The monitors on the control panels were all in the green, he saw, except for a few minor pieces of machinery that needed maintenance. I’ll get the crew working on them, Harbin thought as he got up from his command chair. It will be good for their morale to have something to do instead of just waiting for the radiation level to back down to normal.

He gave the con to his pilot and stepped to the hatch. Turning back for a moment, he glanced once more at the radiation shielding monitors. All green. Good.

Aboard Cromwell the skipper awoke minutes before his number one called on the intercom. He hauled himself out of his bunk, washed his face and pulled on a fresh set of coveralls. No need to brush his hair: It was shaved down to within a centimeter of his scalp.

He entered the bridge and saw that all the ship’s systems were operating within nominal limits. And they were still sailing inside the cloud of ionized particles. Its radiation intensity had diminished, though, he noted. The cloud was thinning out as it drifted outward from the Sun.

“Are we still shielded against radar?” he asked his communication technician.

“Theoretically, sir,” the man answered with a nod.

“I’m not interested in theory, mister,” snapped the skipper. “Can the radars on Vesta spot us or not?”

The technician blinked once, then replied, “No, sir. Not unless they pump up their output power to two or three times their normal operational mode, sir.”

Not unless, the captain grumbled to himself.

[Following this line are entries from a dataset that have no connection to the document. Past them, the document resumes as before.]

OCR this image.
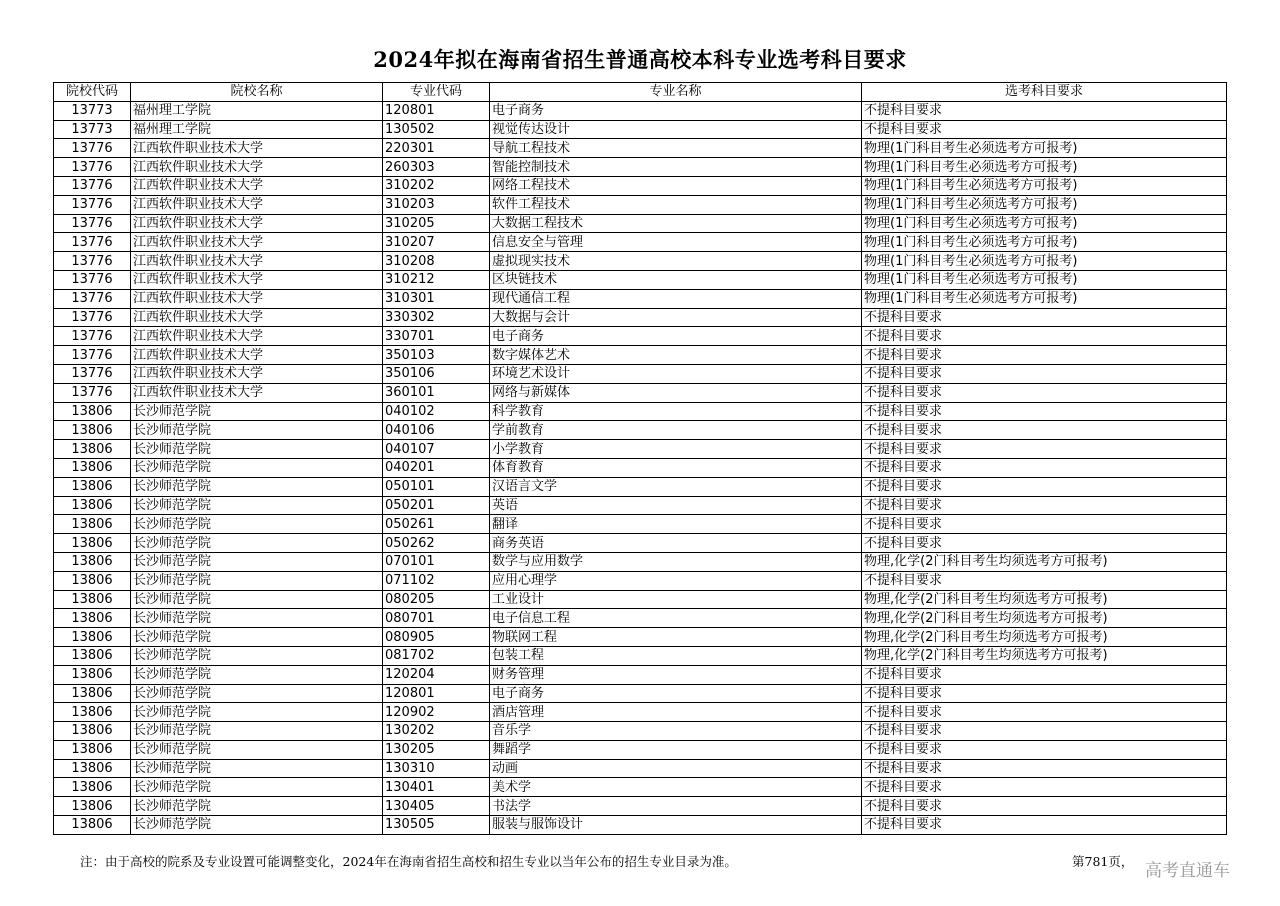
2024年拟在海南省招生普通高校本科专业选考科目要求
院校代码	院校名称	专业代码	专业名称	选考科目要求
13773	福州理工学院	120801	电子商务	不提科目要求
13773	福州理工学院	130502	视觉传达设计	不提科目要求
13776	江西软件职业技术大学	220301	导航工程技术	物理(1门科目考生必须选考方可报考)
13776	江西软件职业技术大学	260303	智能控制技术	物理(1门科目考生必须选考方可报考)
13776	江西软件职业技术大学	310202	网络工程技术	物理(1门科目考生必须选考方可报考)
13776	江西软件职业技术大学	310203	软件工程技术	物理(1门科目考生必须选考方可报考)
13776	江西软件职业技术大学	310205	大数据工程技术	物理(1门科目考生必须选考方可报考)
13776	江西软件职业技术大学	310207	信息安全与管理	物理(1门科目考生必须选考方可报考)
13776	江西软件职业技术大学	310208	虚拟现实技术	物理(1门科目考生必须选考方可报考)
13776	江西软件职业技术大学	310212	区块链技术	物理(1门科目考生必须选考方可报考)
13776	江西软件职业技术大学	310301	现代通信工程	物理(1门科目考生必须选考方可报考)
13776	江西软件职业技术大学	330302	大数据与会计	不提科目要求
13776	江西软件职业技术大学	330701	电子商务	不提科目要求
13776	江西软件职业技术大学	350103	数字媒体艺术	不提科目要求
13776	江西软件职业技术大学	350106	环境艺术设计	不提科目要求
13776	江西软件职业技术大学	360101	网络与新媒体	不提科目要求
13806	长沙师范学院	040102	科学教育	不提科目要求
13806	长沙师范学院	040106	学前教育	不提科目要求
13806	长沙师范学院	040107	小学教育	不提科目要求
13806	长沙师范学院	040201	体育教育	不提科目要求
13806	长沙师范学院	050101	汉语言文学	不提科目要求
13806	长沙师范学院	050201	英语	不提科目要求
13806	长沙师范学院	050261	翻译	不提科目要求
13806	长沙师范学院	050262	商务英语	不提科目要求
13806	长沙师范学院	070101	数学与应用数学	物理,化学(2门科目考生均须选考方可报考)
13806	长沙师范学院	071102	应用心理学	不提科目要求
13806	长沙师范学院	080205	工业设计	物理,化学(2门科目考生均须选考方可报考)
13806	长沙师范学院	080701	电子信息工程	物理,化学(2门科目考生均须选考方可报考)
13806	长沙师范学院	080905	物联网工程	物理,化学(2门科目考生均须选考方可报考)
13806	长沙师范学院	081702	包装工程	物理,化学(2门科目考生均须选考方可报考)
13806	长沙师范学院	120204	财务管理	不提科目要求
13806	长沙师范学院	120801	电子商务	不提科目要求
13806	长沙师范学院	120902	酒店管理	不提科目要求
13806	长沙师范学院	130202	音乐学	不提科目要求
13806	长沙师范学院	130205	舞蹈学	不提科目要求
13806	长沙师范学院	130310	动画	不提科目要求
13806	长沙师范学院	130401	美术学	不提科目要求
13806	长沙师范学院	130405	书法学	不提科目要求
13806	长沙师范学院	130505	服装与服饰设计	不提科目要求
注：由于高校的院系及专业设置可能调整变化，2024年在海南省招生高校和招生专业以当年公布的招生专业目录为准。	第781页， 高考直通车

“You holler out loud and clear if we get pinged,” he told the commtech.

“Yes, sir. Loud and clear.”

Pointing at the weapons technician, the skipper said, “Time for a skull session. In my quarters.”

The weapons tech was actually a physicist from Astro Corporation’s nanotechnology department, so tall he was continually banging his head on the hatches as he stepped through them, so young he looked like a teenager, but without the usual teenaged pose of sullen indifference. Instead, he was bright, cheerful, enthusiastic.

Yet he looked somber now as he ducked low enough to get through the hatch without thumping his straw-thatched head against the coaming.

“We’ll be at the decision point in a few minutes,” the captain said as he sat on his bunk and gestured the younger man to the only chair in the compartment.

“Eighteen minutes,” said the physicist, “and counting.”

“Is there any reason why we shouldn’t release the missiles then?”

The physicist’s pale blond brows rose questioningly. “The plan calls—”

“I know what the plan calls for,” the captain interrupted impatiently. “What I’m asking is, are the missiles ready to be released?”

“Yessir, they are. I checked them less than an hour ago.”

The captain looked into the youngster’s cool blue eyes. I can fire off the missiles and get us the hell out of here, he told himself.

“But if we wait until the final release point their chances of getting to Vesta without being detected or intercepted are a whole lot better,” said the younger man.

“I understand that.”

“There’s no reason I can see for releasing them early.”

The captain said nothing, thinking that this kid was a typical scientist. As long as all the displays on the consoles were in the green he thought everything was fine. On the other hand, if I fire the missiles early and something goes wrong, he’ll tell his superiors that it was my fault.

“Very well,” he said at last. “I want you to calculate interim release points—”

“Interim?”

“Give me three more points along our approach path to Vesta where I can release those birds.”

“Three points short of the predetermined release point?”

“That’s right.”

The kid broke into a grin. “Oh, that’s easy. I can do that right here.” And he pulled his handheld from the breast pocket of his coveralls.